9 mars 2023
Texte publié dans La Presse le 9 mars 2023, par André Castonguay, directeur général du Réseau québécois des OSBL d’habitation.
Dans des propos rapportés la semaine dernière par le chroniqueur Maxime Bergeron, la ministre responsable de l’Habitation, Mme France-Élaine Duranceau, a annoncé la fin du programme AccèsLogis (ACL), remplacé par le Programme d’habitation abordable Québec (PHAQ), que l’on sait pourtant inapproprié pour répondre aux besoins des personnes à faible revenu. Qui plus est, ce programme n’est pas adapté aux projets qui visent à répondre aux personnes qui ont des besoins particuliers – personnes handicapées, itinérance, santé mentale, etc. Le PHAQ, en plus d’exiger une plus grande contribution financière des municipalités, permet à des développeurs privés à but lucratif d’utiliser des fonds publics pour construire des logements que l’on dit abordables, mais qui ne le seront pas pour tout le monde, et seulement pour un temps limité qui pourrait n’être que de 10 ans – après quoi ces promoteurs pourront faire ce qu’ils veulent, incluant vendre, faire des rénovictions, etc. Les promoteurs communautaires, coops ou OSBL, s’engagent quant à eux à perpétuité, pour toute la durée de vie de l’immeuble et garantissent des milieux de vie qui favorisent la stabilité résidentielle.
Au cours des 25 dernières années, AccèsLogis a été le principal instrument pour répondre aux besoins des ménages à faible ou modeste revenu. En date du 31 mars 2022, pas moins de 35 826 logements destinés à des familles, des personnes ainées et des personnes ayant des besoins particuliers ont été livrés grâce à ce programme, dont près des deux tiers par des OSBL d’habitation. Son succès tenait entre autres au fait que sa mise en place fut le résultat d’une co-construction entre l’État et les secteurs communautaire et financier.

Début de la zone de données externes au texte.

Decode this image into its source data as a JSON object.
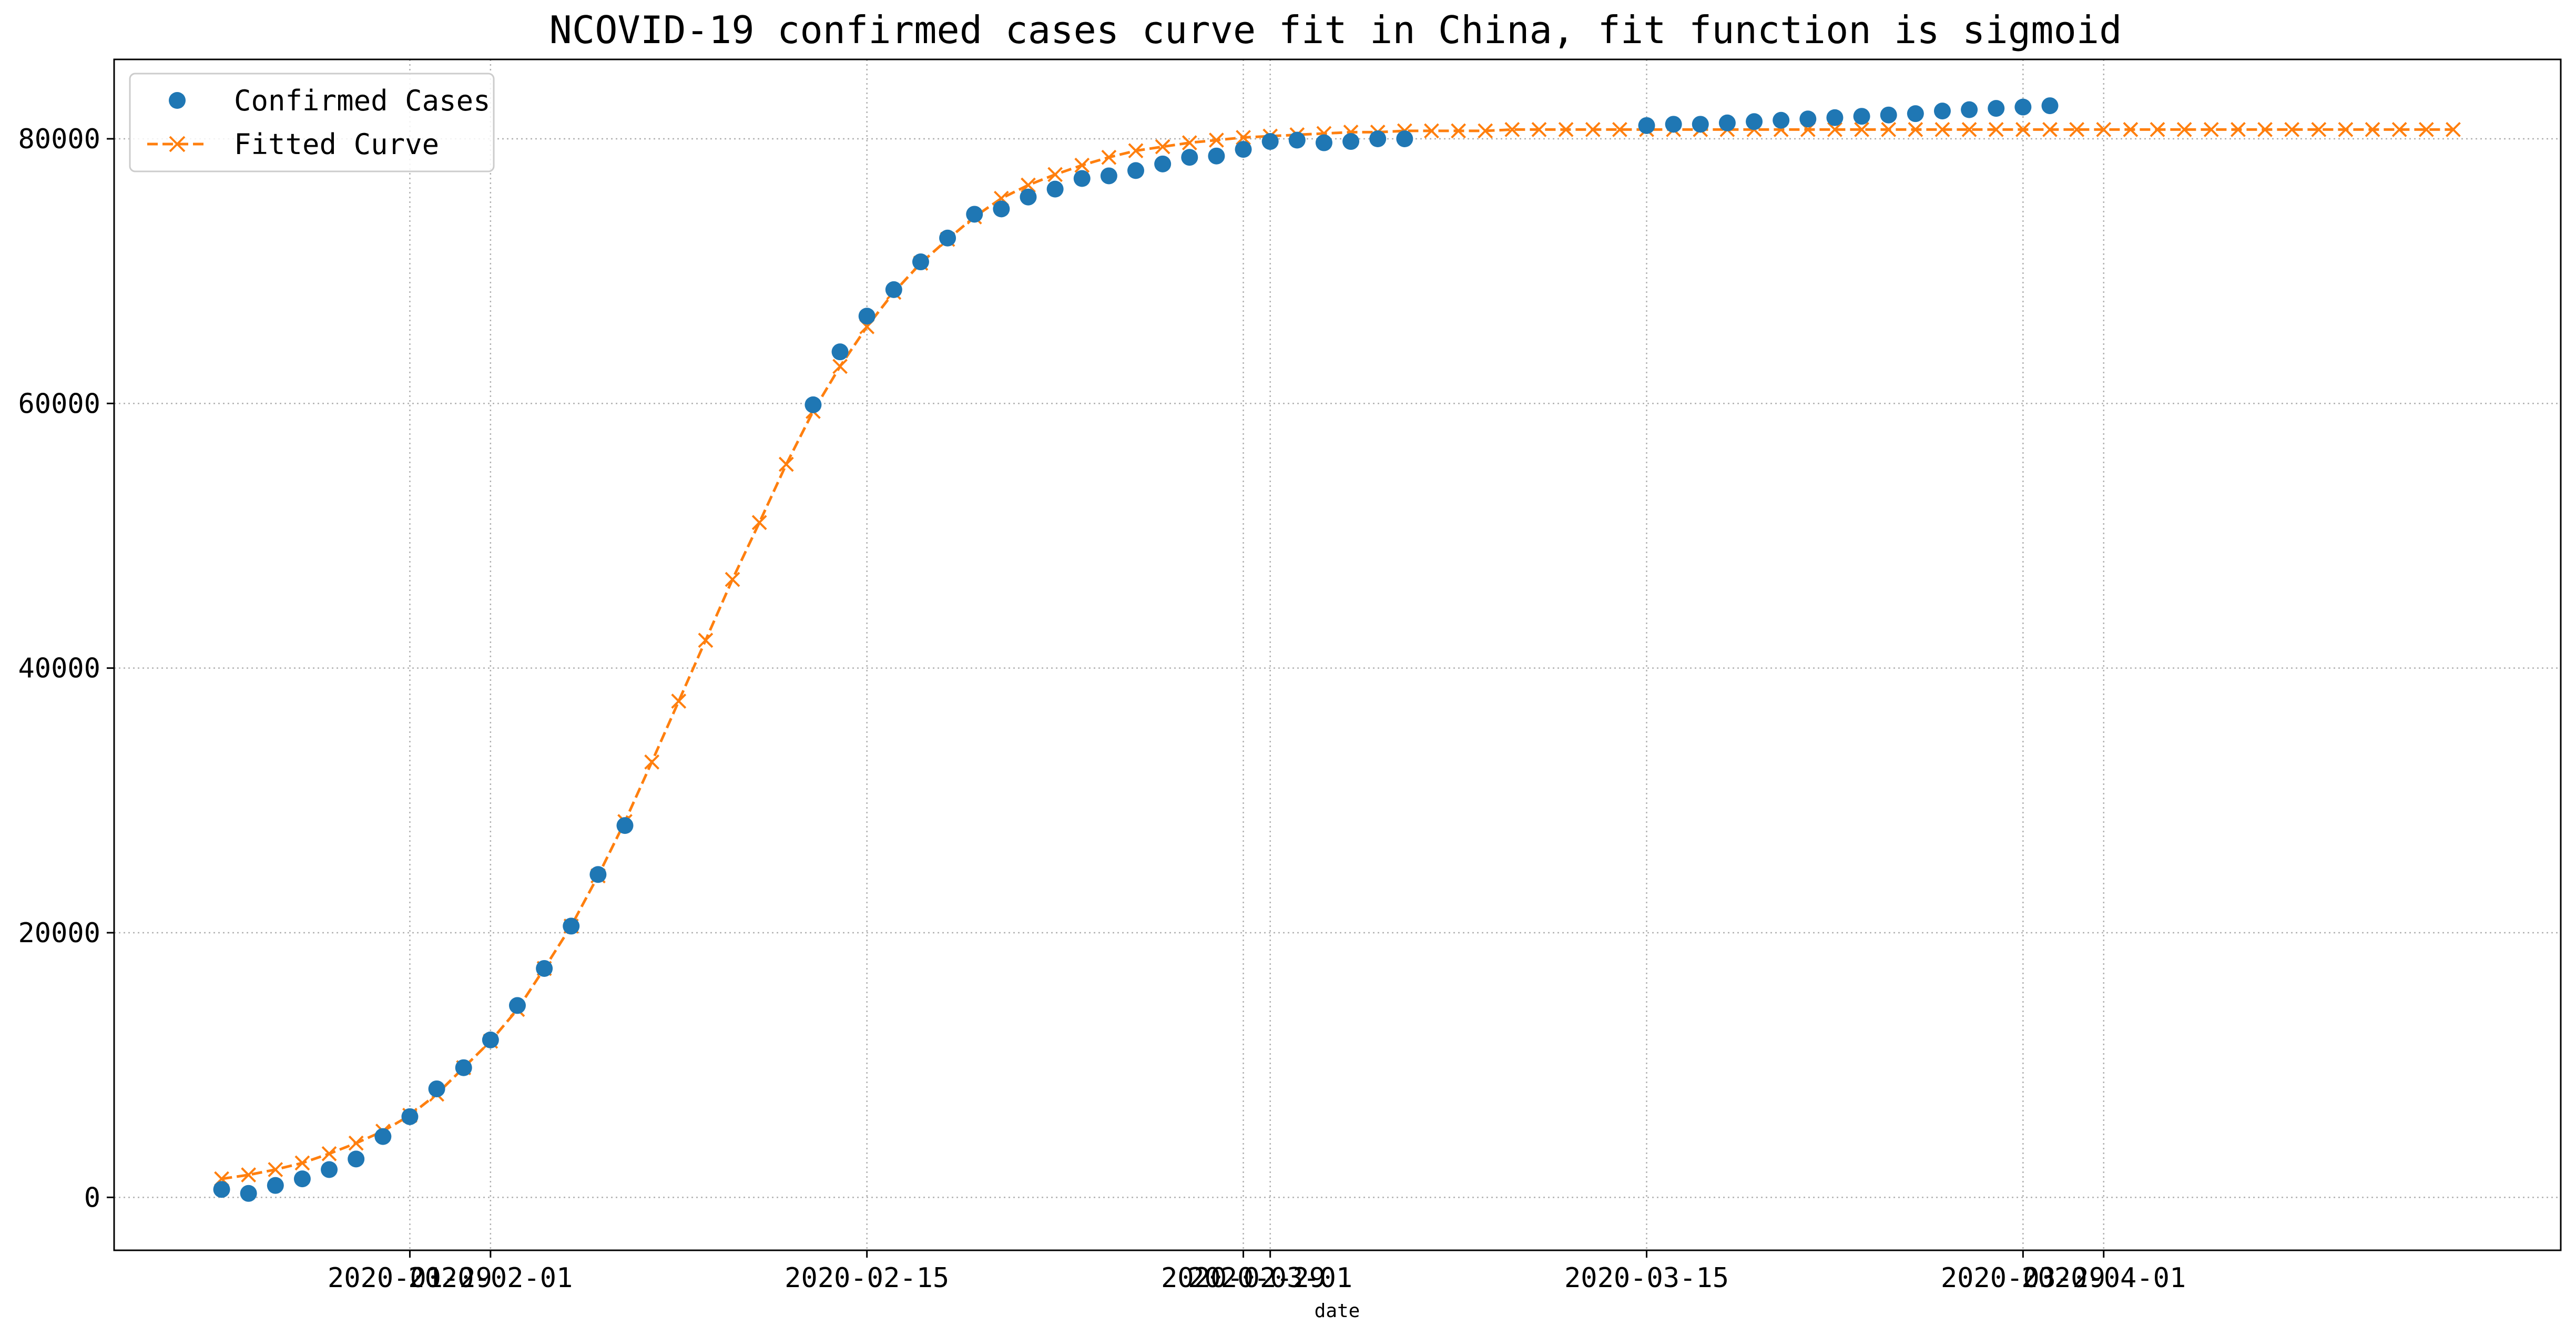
{
  "chart_data": {
    "type": "line",
    "title": "NCOVID-19 confirmed cases curve fit in China, fit function is sigmoid",
    "xlabel": "date",
    "ylabel": "",
    "x_axis_type": "date",
    "xlim": [
      "2020-01-18",
      "2020-04-18"
    ],
    "ylim": [
      -4000,
      86000
    ],
    "grid": true,
    "grid_style": "dotted",
    "legend_position": "top-left",
    "x_tick_labels": [
      "2020-01-29",
      "2020-02-01",
      "2020-02-15",
      "2020-02-29",
      "2020-03-01",
      "2020-03-15",
      "2020-03-29",
      "2020-04-01"
    ],
    "y_ticks": [
      0,
      20000,
      40000,
      60000,
      80000
    ],
    "colors": {
      "confirmed": "#1f77b4",
      "fitted": "#ff7f0e",
      "grid": "#b0b0b0"
    },
    "series": [
      {
        "name": "Confirmed Cases",
        "style": "marker-circle",
        "x": [
          "2020-01-22",
          "2020-01-23",
          "2020-01-24",
          "2020-01-25",
          "2020-01-26",
          "2020-01-27",
          "2020-01-28",
          "2020-01-29",
          "2020-01-30",
          "2020-01-31",
          "2020-02-01",
          "2020-02-02",
          "2020-02-03",
          "2020-02-04",
          "2020-02-05",
          "2020-02-06",
          "2020-02-07",
          "2020-02-08",
          "2020-02-09",
          "2020-02-10",
          "2020-02-11",
          "2020-02-12",
          "2020-02-13",
          "2020-02-14",
          "2020-02-15",
          "2020-02-16",
          "2020-02-17",
          "2020-02-18",
          "2020-02-19",
          "2020-02-20",
          "2020-02-21",
          "2020-02-22",
          "2020-02-23",
          "2020-02-24",
          "2020-02-25",
          "2020-02-26",
          "2020-02-27",
          "2020-02-28",
          "2020-02-29",
          "2020-03-01",
          "2020-03-02",
          "2020-03-03",
          "2020-03-04",
          "2020-03-05",
          "2020-03-06",
          "2020-03-15",
          "2020-03-16",
          "2020-03-17",
          "2020-03-18",
          "2020-03-19",
          "2020-03-20",
          "2020-03-21",
          "2020-03-22",
          "2020-03-23",
          "2020-03-24",
          "2020-03-25",
          "2020-03-26",
          "2020-03-27",
          "2020-03-28",
          "2020-03-29",
          "2020-03-30"
        ],
        "values": [
          600,
          300,
          900,
          1400,
          2100,
          2900,
          4600,
          6100,
          8200,
          9800,
          11900,
          14500,
          17300,
          20500,
          24400,
          28100,
          null,
          null,
          null,
          null,
          null,
          null,
          59900,
          63900,
          66600,
          68600,
          70700,
          72500,
          74300,
          74700,
          75600,
          76200,
          77000,
          77200,
          77600,
          78100,
          78600,
          78700,
          79200,
          79800,
          79900,
          79700,
          79800,
          80000,
          80000,
          81000,
          81100,
          81100,
          81200,
          81300,
          81400,
          81500,
          81600,
          81700,
          81800,
          81900,
          82100,
          82200,
          82300,
          82400,
          82500
        ]
      },
      {
        "name": "Fitted Curve",
        "style": "dashed-line-x-markers",
        "x": [
          "2020-01-22",
          "2020-01-23",
          "2020-01-24",
          "2020-01-25",
          "2020-01-26",
          "2020-01-27",
          "2020-01-28",
          "2020-01-29",
          "2020-01-30",
          "2020-01-31",
          "2020-02-01",
          "2020-02-02",
          "2020-02-03",
          "2020-02-04",
          "2020-02-05",
          "2020-02-06",
          "2020-02-07",
          "2020-02-08",
          "2020-02-09",
          "2020-02-10",
          "2020-02-11",
          "2020-02-12",
          "2020-02-13",
          "2020-02-14",
          "2020-02-15",
          "2020-02-16",
          "2020-02-17",
          "2020-02-18",
          "2020-02-19",
          "2020-02-20",
          "2020-02-21",
          "2020-02-22",
          "2020-02-23",
          "2020-02-24",
          "2020-02-25",
          "2020-02-26",
          "2020-02-27",
          "2020-02-28",
          "2020-02-29",
          "2020-03-01",
          "2020-03-02",
          "2020-03-03",
          "2020-03-04",
          "2020-03-05",
          "2020-03-06",
          "2020-03-07",
          "2020-03-08",
          "2020-03-09",
          "2020-03-10",
          "2020-03-11",
          "2020-03-12",
          "2020-03-13",
          "2020-03-14",
          "2020-03-15",
          "2020-03-16",
          "2020-03-17",
          "2020-03-18",
          "2020-03-19",
          "2020-03-20",
          "2020-03-21",
          "2020-03-22",
          "2020-03-23",
          "2020-03-24",
          "2020-03-25",
          "2020-03-26",
          "2020-03-27",
          "2020-03-28",
          "2020-03-29",
          "2020-03-30",
          "2020-03-31",
          "2020-04-01",
          "2020-04-02",
          "2020-04-03",
          "2020-04-04",
          "2020-04-05",
          "2020-04-06",
          "2020-04-07",
          "2020-04-08",
          "2020-04-09",
          "2020-04-10",
          "2020-04-11",
          "2020-04-12",
          "2020-04-13",
          "2020-04-14"
        ],
        "values": [
          1400,
          1700,
          2100,
          2600,
          3300,
          4100,
          5000,
          6200,
          7800,
          9800,
          11800,
          14200,
          17300,
          20500,
          24300,
          28400,
          32900,
          37500,
          42100,
          46700,
          51000,
          55400,
          59400,
          62800,
          65800,
          68400,
          70600,
          72400,
          74100,
          75500,
          76500,
          77300,
          78000,
          78600,
          79100,
          79400,
          79700,
          79900,
          80100,
          80200,
          80300,
          80400,
          80500,
          80500,
          80600,
          80600,
          80600,
          80600,
          80700,
          80700,
          80700,
          80700,
          80700,
          80700,
          80700,
          80700,
          80700,
          80700,
          80700,
          80700,
          80700,
          80700,
          80700,
          80700,
          80700,
          80700,
          80700,
          80700,
          80700,
          80700,
          80700,
          80700,
          80700,
          80700,
          80700,
          80700,
          80700,
          80700,
          80700,
          80700,
          80700,
          80700,
          80700,
          80700
        ]
      }
    ]
  }
}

Certes, le programme est devenu moins performant au fil du temps, mais c’est principalement en raison de son sous-financement chronique et de la non-indexation des coûts maximums admissibles de 2009 à 2019, qui font que la subvention gouvernementale ne couvre plus que 32 % des coûts de réalisation, alors qu’elle est censée atteindre 50 %, un seuil indispensable pour la viabilité de tout projet. Plutôt que de faire un bilan lucide du programme et d’admettre la responsabilité de l’État dans ce fiasco, la ministre a préféré jeter le blâme sur les milieux, les municipalités, les organismes promoteurs, leurs bénévoles et les entreprises d’économie sociale (les groupes de ressources techniques) qui les soutiennent.

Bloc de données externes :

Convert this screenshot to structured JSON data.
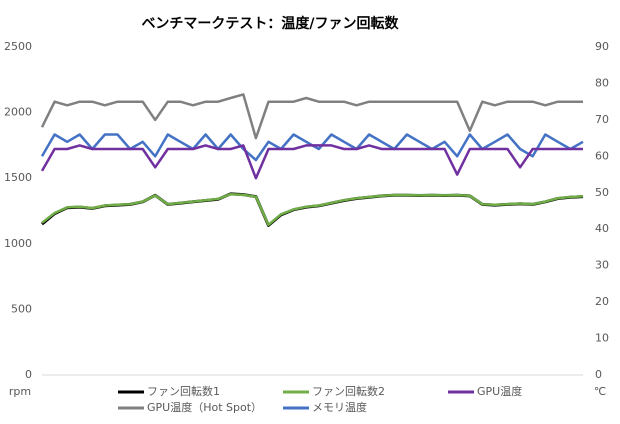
{
  "chart_data": {
    "type": "line",
    "title": "ベンチマークテスト：温度/ファン回転数",
    "y_label": "rpm",
    "y2_label": "℃",
    "categories": [
      null,
      null,
      null,
      null,
      null,
      null,
      null,
      null,
      null,
      null,
      null,
      null,
      null,
      null,
      null,
      null,
      null,
      null,
      null,
      null,
      null,
      null,
      null,
      null,
      null,
      null,
      null,
      null,
      null,
      null,
      null,
      null,
      null,
      null,
      null,
      null,
      null,
      null,
      null,
      null,
      null,
      null,
      null,
      null
    ],
    "ylim": [
      0,
      2500
    ],
    "yticks": [
      0,
      500,
      1000,
      1500,
      2000,
      2500
    ],
    "y2lim": [
      0,
      90
    ],
    "y2ticks": [
      0,
      10,
      20,
      30,
      40,
      50,
      60,
      70,
      80,
      90
    ],
    "legend": "bottom",
    "series": [
      {
        "name": "ファン回転数1",
        "color": "#000000",
        "values": [
          1150,
          1230,
          1275,
          1280,
          1270,
          1290,
          1295,
          1300,
          1320,
          1370,
          1300,
          1310,
          1320,
          1330,
          1340,
          1380,
          1375,
          1360,
          1140,
          1220,
          1260,
          1280,
          1290,
          1310,
          1330,
          1345,
          1355,
          1365,
          1370,
          1370,
          1368,
          1370,
          1368,
          1370,
          1365,
          1300,
          1295,
          1300,
          1305,
          1300,
          1320,
          1345,
          1355,
          1360
        ]
      },
      {
        "name": "ファン回転数2",
        "color": "#70ad47",
        "values": [
          1160,
          1235,
          1278,
          1282,
          1272,
          1292,
          1297,
          1302,
          1322,
          1368,
          1302,
          1312,
          1322,
          1332,
          1342,
          1378,
          1373,
          1358,
          1145,
          1225,
          1262,
          1282,
          1292,
          1312,
          1332,
          1347,
          1357,
          1366,
          1371,
          1371,
          1369,
          1371,
          1369,
          1371,
          1366,
          1302,
          1297,
          1302,
          1307,
          1302,
          1322,
          1347,
          1357,
          1362
        ]
      },
      {
        "name": "GPU温度",
        "color": "#7030a0",
        "axis": "y2",
        "values": [
          56,
          62,
          62,
          63,
          62,
          62,
          62,
          62,
          62,
          57,
          62,
          62,
          62,
          63,
          62,
          62,
          63,
          54,
          62,
          62,
          62,
          63,
          63,
          63,
          62,
          62,
          63,
          62,
          62,
          62,
          62,
          62,
          62,
          55,
          62,
          62,
          62,
          62,
          57,
          62,
          62,
          62,
          62,
          62
        ]
      },
      {
        "name": "GPU温度（Hot Spot）",
        "color": "#808080",
        "axis": "y2",
        "values": [
          68,
          75,
          74,
          75,
          75,
          74,
          75,
          75,
          75,
          70,
          75,
          75,
          74,
          75,
          75,
          76,
          77,
          65,
          75,
          75,
          75,
          76,
          75,
          75,
          75,
          74,
          75,
          75,
          75,
          75,
          75,
          75,
          75,
          75,
          67,
          75,
          74,
          75,
          75,
          75,
          74,
          75,
          75,
          75
        ]
      },
      {
        "name": "メモリ温度",
        "color": "#4472c4",
        "axis": "y2",
        "values": [
          60,
          66,
          64,
          66,
          62,
          66,
          66,
          62,
          64,
          60,
          66,
          64,
          62,
          66,
          62,
          66,
          62,
          59,
          64,
          62,
          66,
          64,
          62,
          66,
          64,
          62,
          66,
          64,
          62,
          66,
          64,
          62,
          64,
          60,
          66,
          62,
          64,
          66,
          62,
          60,
          66,
          64,
          62,
          64
        ]
      }
    ]
  }
}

L’annonce, qui intervient dans un contexte où le gouvernement n’a pas de politique en habitation, a semé l’inquiétude autant dans les municipalités que dans le secteur communautaire. Comment Québec entend-il structurer le développement des logements sociaux ? Comment augmentera-t-il le pourcentage de ceux-ci dans l’ensemble du parc locatif ? Où sont les objectifs ? Où est la vision qui permettra de régler la crise du logement ? Les organismes ont pourtant des douzaines de projets à soumettre, des milliers de logements qui pourraient être réalisés et mis en chantier avec le soutien du gouvernement. Quel programme répondra aux besoins des personnes à revenu faible ou modeste ? Quels objectifs et quels critères l’État se donne-t-il ?

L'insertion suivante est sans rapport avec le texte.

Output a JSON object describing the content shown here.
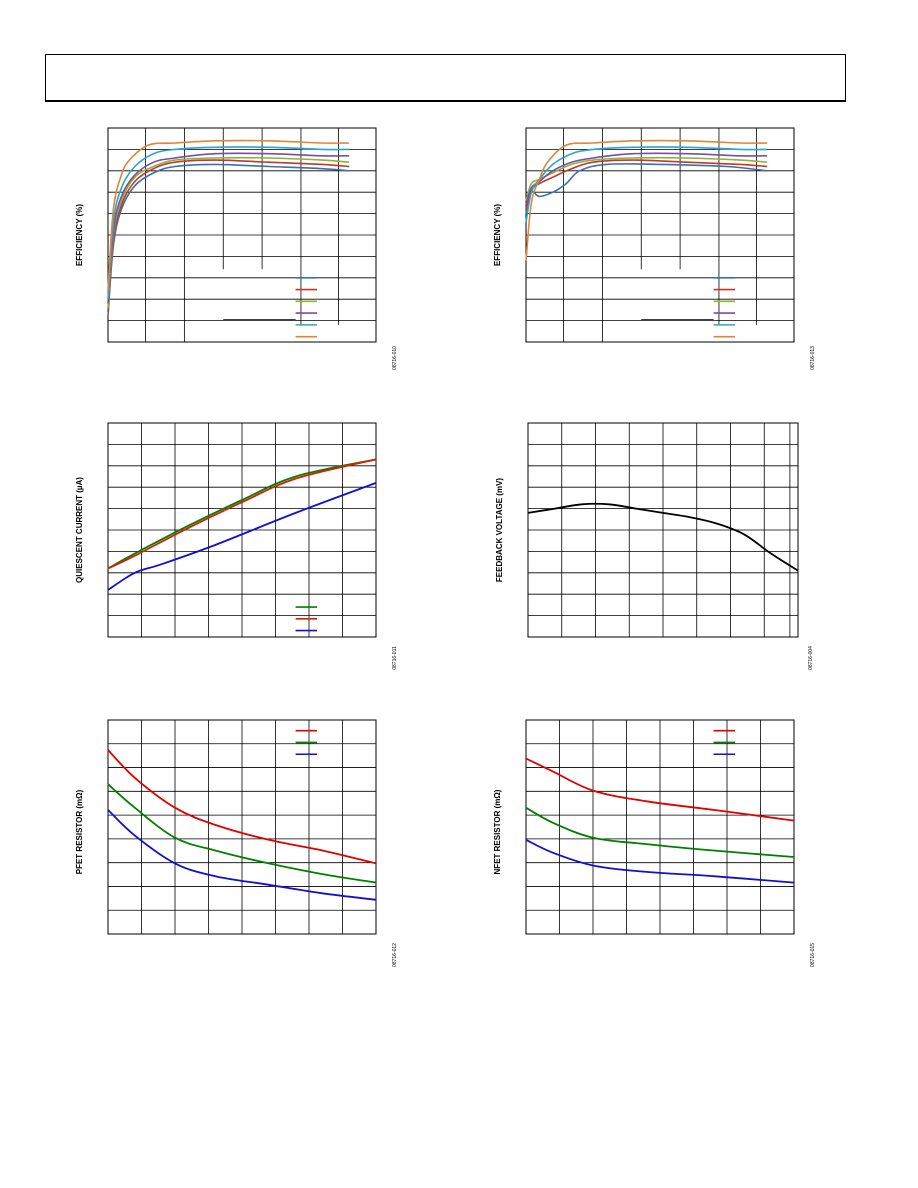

Certains semblent penser que l’on peut faire du logement social sans l’engagement de l’État. Le secteur du logement communautaire dispose en effet de ressources qui pourraient être mobilisées pour augmenter le parc de logements hors marché. En pratique cependant, le fait de devoir faire appel à diverses sources de financement ou de disperser les investissements issus des fonds publics aura un impact sur nos organismes qui devront faire des montages financiers encore pour complexes pour faire aboutir leurs projets.
Il est encore temps pour la ministre de saisir la main tendue par le milieu pour mettre en œuvre une stratégie concertée de création de logements sociaux et communautaires, de propriété́ collective et sans but lucratif afin d’offrir des logements réellement abordables et pérennes pour les ménages à faible ou modeste revenu, en fonction de leur capacité de payer.